We just need to go the other way, we need to go to Lithuania, everyone is now going to Lithuania - either fleeing the Nazis or fleeing the Soviets. The Soviets, who occupied eastern Poland, are closing all the local yeshivas, so the students are being transferred to Lithuania, which means that everyone can get asylum there. Aaron hasn’t talked about his Eliza in a long time. Eliza’s father violently pushed Aaron through the door, “so that I never see your Jewish face again, you will not corrupt my daughter, you will not ruin my family, you shitty piece of Jew.” Eliza is not Jewish, so they will never be together.

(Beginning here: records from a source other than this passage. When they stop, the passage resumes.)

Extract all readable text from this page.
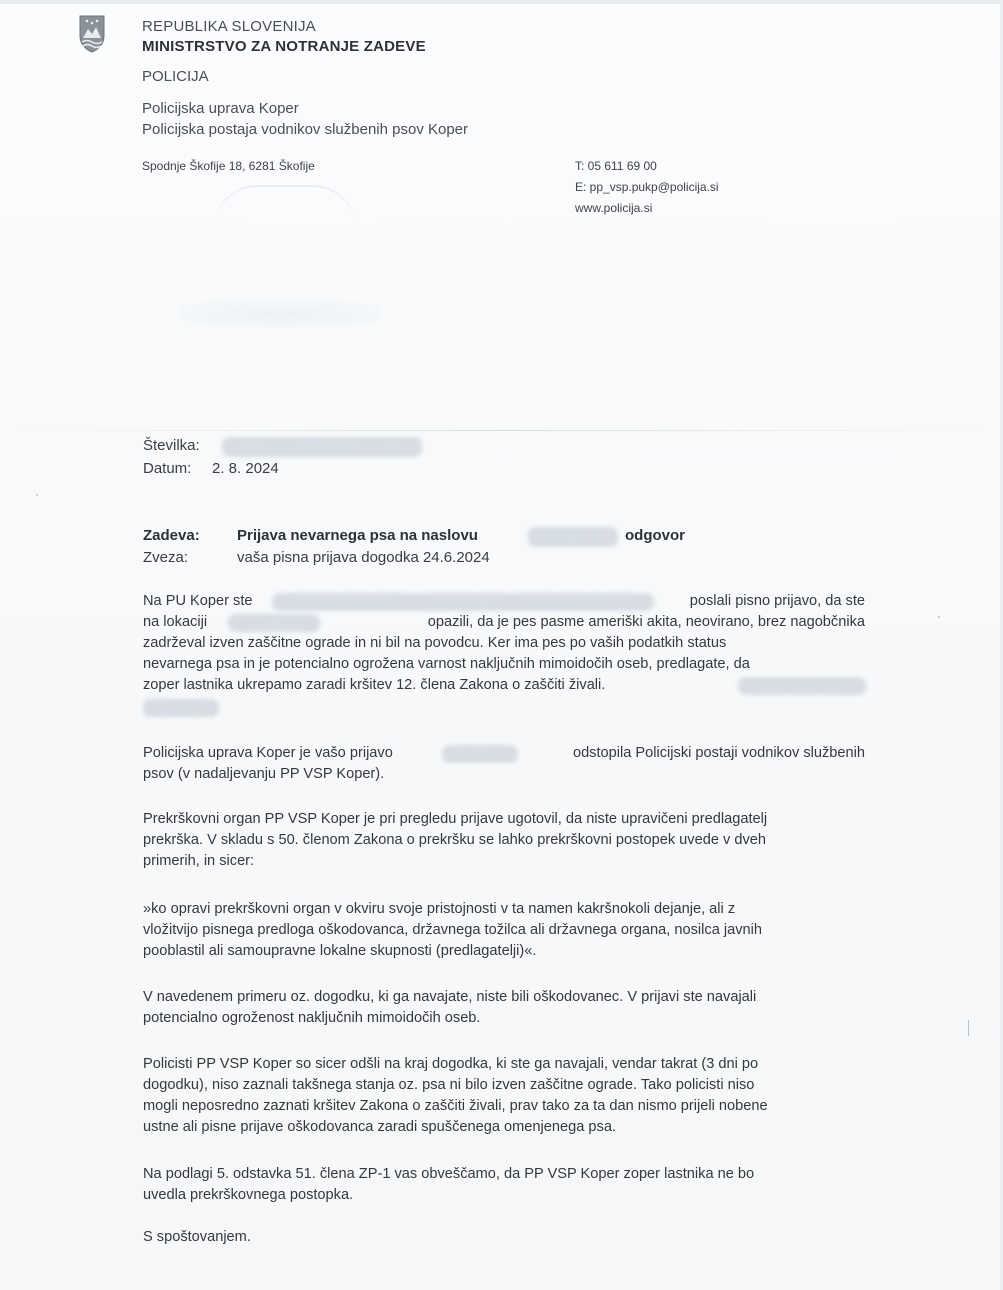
REPUBLIKA SLOVENIJA
MINISTRSTVO ZA NOTRANJE ZADEVE
POLICIJA
Policijska uprava Koper
Policijska postaja vodnikov službenih psov Koper
Spodnje Škofije 18, 6281 Škofije	T: 05 611 69 00
E: pp_vsp.pukp@policija.si
www.policija.si
Številka:
Datum: 2. 8. 2024
Zadeva: Prijava nevarnega psa na naslovu	odgovor
Zveza:	vaša pisna prijava dogodka 24.6.2024
Na PU Koper ste	poslali pisno prijavo, da ste
na lokaciji	opazili, da je pes pasme ameriški akita, neovirano, brez nagobčnika
zadrževal izven zaščitne ograde in ni bil na povodcu. Ker ima pes po vaših podatkih status
nevarnega psa in je potencialno ogrožena varnost naključnih mimoidočih oseb, predlagate, da
zoper lastnika ukrepamo zaradi kršitev 12. člena Zakona o zaščiti živali.
Policijska uprava Koper je vašo prijavo	odstopila Policijski postaji vodnikov službenih
psov (v nadaljevanju PP VSP Koper).
Prekrškovni organ PP VSP Koper je pri pregledu prijave ugotovil, da niste upravičeni predlagatelj
prekrška. V skladu s 50. členom Zakona o prekršku se lahko prekrškovni postopek uvede v dveh
primerih, in sicer:
»ko opravi prekrškovni organ v okviru svoje pristojnosti v ta namen kakršnokoli dejanje, ali z
vložitvijo pisnega predloga oškodovanca, državnega tožilca ali državnega organa, nosilca javnih
pooblastil ali samoupravne lokalne skupnosti (predlagatelji)«.
V navedenem primeru oz. dogodku, ki ga navajate, niste bili oškodovanec. V prijavi ste navajali
potencialno ogroženost naključnih mimoidočih oseb.
Policisti PP VSP Koper so sicer odšli na kraj dogodka, ki ste ga navajali, vendar takrat (3 dni po
dogodku), niso zaznali takšnega stanja oz. psa ni bilo izven zaščitne ograde. Tako policisti niso
mogli neposredno zaznati kršitev Zakona o zaščiti živali, prav tako za ta dan nismo prijeli nobene
ustne ali pisne prijave oškodovanca zaradi spuščenega omenjenega psa.
Na podlagi 5. odstavka 51. člena ZP-1 vas obveščamo, da PP VSP Koper zoper lastnika ne bo
uvedla prekrškovnega postopka.
S spoštovanjem.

Not only is Aaron pale, he has completely changed - now he is only focused on studying, hiding behind letters, immersing himself in books and scrolls and never coming out. In Telshe Yeshiva you can study day and night without interruption, students take turns studying the Torah, Telshe Yeshiva is as famous as the secular Oxford, let’s go to Lithuania, or at least to the Polish Vilnius, Vilnius is a Jewish city, Jews will never abandon their own.
And besides… the little bird has chirped, more and more birds chirp louder and louder that if we reach Vilnius, we won’t have to cross the border, as Vilnius will soon be returned and we will suddenly find ourselves in Lithuania - the border will jump over us, not we over the border - Aaron speaks more and more hastily, more and more feverishly, and that heat finally thaws Dad’s frozen gaze.